Lua-original used for code containing `vim`
Opened this issue · 1 comments
Describe the bug
Same as title
To Reproduce
- copy this code sample:
---@generic TResult
---@return TResult[]
---@param iterator fun(self: any? ): fun(): TResult
---@param source any?
local function collect(iterator, source)
local ret = {}
for element in iterator(source) do
table.insert(ret, element)
end
return ret
end
---collect all children of a node recursively
---it's a bad practice, but I just leave it here for now. may be fix it in the future...
---@param node TSNode
---@return TSNode[]
local function collect_node_rec(node)
local current_level = collect(node.iter_children, node)
local ret = {}
for _, child in ipairs(current_level) do
if child:child_count() > 0 then
ret = vim.tbl_extend("error", ret, collect_node_rec(child))
end
table.insert(ret, child)
end
return ret
end
local foo = vim.treesitter.get_string_parser("var foo = string.Empty;", "c_sharp"):parse(true)[1]:root()

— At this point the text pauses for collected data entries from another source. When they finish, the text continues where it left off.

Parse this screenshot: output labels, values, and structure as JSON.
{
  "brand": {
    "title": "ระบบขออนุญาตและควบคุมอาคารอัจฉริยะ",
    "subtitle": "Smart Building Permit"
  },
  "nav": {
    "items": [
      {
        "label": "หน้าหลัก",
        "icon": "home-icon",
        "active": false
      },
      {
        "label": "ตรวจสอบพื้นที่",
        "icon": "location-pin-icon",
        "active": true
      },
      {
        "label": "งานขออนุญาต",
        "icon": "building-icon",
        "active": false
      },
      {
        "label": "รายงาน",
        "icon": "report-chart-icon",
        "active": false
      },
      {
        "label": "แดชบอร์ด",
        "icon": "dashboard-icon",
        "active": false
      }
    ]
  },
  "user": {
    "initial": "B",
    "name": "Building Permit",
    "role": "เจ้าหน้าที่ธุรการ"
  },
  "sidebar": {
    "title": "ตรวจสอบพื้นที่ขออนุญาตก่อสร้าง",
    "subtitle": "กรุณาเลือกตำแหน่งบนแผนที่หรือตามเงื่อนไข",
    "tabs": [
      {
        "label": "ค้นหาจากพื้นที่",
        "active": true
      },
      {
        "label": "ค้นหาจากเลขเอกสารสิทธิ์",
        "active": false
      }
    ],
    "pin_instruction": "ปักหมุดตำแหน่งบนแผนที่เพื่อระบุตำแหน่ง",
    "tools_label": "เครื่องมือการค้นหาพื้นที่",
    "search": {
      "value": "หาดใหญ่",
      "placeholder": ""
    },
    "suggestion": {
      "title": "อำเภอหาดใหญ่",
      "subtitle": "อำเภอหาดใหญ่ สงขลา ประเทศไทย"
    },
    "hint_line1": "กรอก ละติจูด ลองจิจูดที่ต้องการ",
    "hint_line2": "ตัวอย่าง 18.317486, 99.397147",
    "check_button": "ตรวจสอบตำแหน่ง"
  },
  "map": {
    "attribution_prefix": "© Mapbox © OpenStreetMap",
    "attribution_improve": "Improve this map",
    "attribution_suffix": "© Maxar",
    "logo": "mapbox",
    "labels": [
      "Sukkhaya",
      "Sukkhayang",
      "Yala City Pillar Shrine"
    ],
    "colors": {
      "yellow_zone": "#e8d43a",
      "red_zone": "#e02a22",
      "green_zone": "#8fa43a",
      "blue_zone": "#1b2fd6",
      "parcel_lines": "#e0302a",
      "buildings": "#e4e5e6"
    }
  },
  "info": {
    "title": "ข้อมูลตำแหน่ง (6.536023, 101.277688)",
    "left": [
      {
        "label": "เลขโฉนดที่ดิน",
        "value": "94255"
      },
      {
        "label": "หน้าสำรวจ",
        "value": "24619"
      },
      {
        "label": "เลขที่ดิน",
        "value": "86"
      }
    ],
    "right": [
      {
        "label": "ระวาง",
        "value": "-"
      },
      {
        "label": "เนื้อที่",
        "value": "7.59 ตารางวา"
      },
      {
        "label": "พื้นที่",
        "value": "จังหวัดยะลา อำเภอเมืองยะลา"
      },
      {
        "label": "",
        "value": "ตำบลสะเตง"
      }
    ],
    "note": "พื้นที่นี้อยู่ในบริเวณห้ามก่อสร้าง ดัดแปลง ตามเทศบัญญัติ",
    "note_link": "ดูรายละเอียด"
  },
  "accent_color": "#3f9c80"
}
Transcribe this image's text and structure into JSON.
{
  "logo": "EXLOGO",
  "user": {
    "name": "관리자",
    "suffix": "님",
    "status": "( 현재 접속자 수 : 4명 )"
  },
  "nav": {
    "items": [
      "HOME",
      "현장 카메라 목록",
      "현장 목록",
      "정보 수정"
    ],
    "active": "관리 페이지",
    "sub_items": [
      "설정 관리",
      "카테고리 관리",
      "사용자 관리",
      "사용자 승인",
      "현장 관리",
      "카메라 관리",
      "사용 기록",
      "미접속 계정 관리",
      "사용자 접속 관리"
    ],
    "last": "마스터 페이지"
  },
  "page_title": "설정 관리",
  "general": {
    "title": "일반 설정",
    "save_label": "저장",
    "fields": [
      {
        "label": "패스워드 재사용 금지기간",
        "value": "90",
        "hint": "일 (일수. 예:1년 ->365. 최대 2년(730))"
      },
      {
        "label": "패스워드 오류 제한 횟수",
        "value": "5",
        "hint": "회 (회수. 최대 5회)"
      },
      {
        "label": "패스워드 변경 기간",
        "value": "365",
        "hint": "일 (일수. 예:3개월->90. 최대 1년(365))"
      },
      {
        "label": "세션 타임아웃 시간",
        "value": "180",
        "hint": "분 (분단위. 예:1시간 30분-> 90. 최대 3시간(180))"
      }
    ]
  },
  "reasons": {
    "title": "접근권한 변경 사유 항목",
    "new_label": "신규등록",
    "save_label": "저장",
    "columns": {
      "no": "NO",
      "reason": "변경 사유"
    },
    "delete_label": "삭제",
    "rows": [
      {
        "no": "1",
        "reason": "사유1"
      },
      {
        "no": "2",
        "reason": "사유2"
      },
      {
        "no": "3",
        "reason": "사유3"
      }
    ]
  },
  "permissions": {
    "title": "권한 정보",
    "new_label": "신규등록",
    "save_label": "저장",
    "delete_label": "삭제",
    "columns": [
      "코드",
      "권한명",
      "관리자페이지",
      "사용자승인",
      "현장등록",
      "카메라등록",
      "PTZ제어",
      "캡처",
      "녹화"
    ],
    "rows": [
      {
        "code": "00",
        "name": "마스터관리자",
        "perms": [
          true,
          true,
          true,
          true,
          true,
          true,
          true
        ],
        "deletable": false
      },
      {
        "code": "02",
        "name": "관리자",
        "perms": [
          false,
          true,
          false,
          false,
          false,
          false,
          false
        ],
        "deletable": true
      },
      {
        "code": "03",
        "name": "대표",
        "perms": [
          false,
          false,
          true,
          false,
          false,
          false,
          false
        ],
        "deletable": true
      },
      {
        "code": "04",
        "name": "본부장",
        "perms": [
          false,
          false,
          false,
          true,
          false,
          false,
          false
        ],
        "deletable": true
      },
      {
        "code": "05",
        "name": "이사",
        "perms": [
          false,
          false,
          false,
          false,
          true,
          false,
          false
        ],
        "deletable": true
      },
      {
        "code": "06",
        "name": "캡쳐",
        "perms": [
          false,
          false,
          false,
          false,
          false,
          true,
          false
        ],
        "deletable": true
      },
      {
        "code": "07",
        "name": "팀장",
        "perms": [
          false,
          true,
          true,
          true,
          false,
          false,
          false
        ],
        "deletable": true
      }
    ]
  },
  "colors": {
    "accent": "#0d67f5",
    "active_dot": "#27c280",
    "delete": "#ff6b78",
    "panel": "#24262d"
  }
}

vim.print(#collect_node_rec(foo)) -- <-- error here
- select all, then run it with sniprun.
- error occurs.
- however a simple snip like
vim.print('foo')
just works.
Environment:
- NVIM v0.10.1
- ArchWSL
{
machine = "x86_64",
release = "5.15.153.1-microsoft-standard-WSL2",
sysname = "Linux",
version = "#1 SMP Fri Mar 29 23:14:13 UTC 2024"
}
Hmm yeah, the tomfoolery between Lua_original and Lua_nvim was originally intended to prevent unexpected failures for small snippets (trying vim.print, and trying native lua code that could behave differently in nvim).
The cause of the issue here is probably that the snippet produced an error also in the Lua_nvim interpreter, which disqualified it as a fallback, and returned the original error instead.
The solution for you is probably to add "Lua_nvim" to your configuration (the selected_interpreters
key), to force the use of Lua_nvim for every lua snippet
The solution for me is to communicate more effectively what happened when such fallbacks occur, especially when they're not successfull.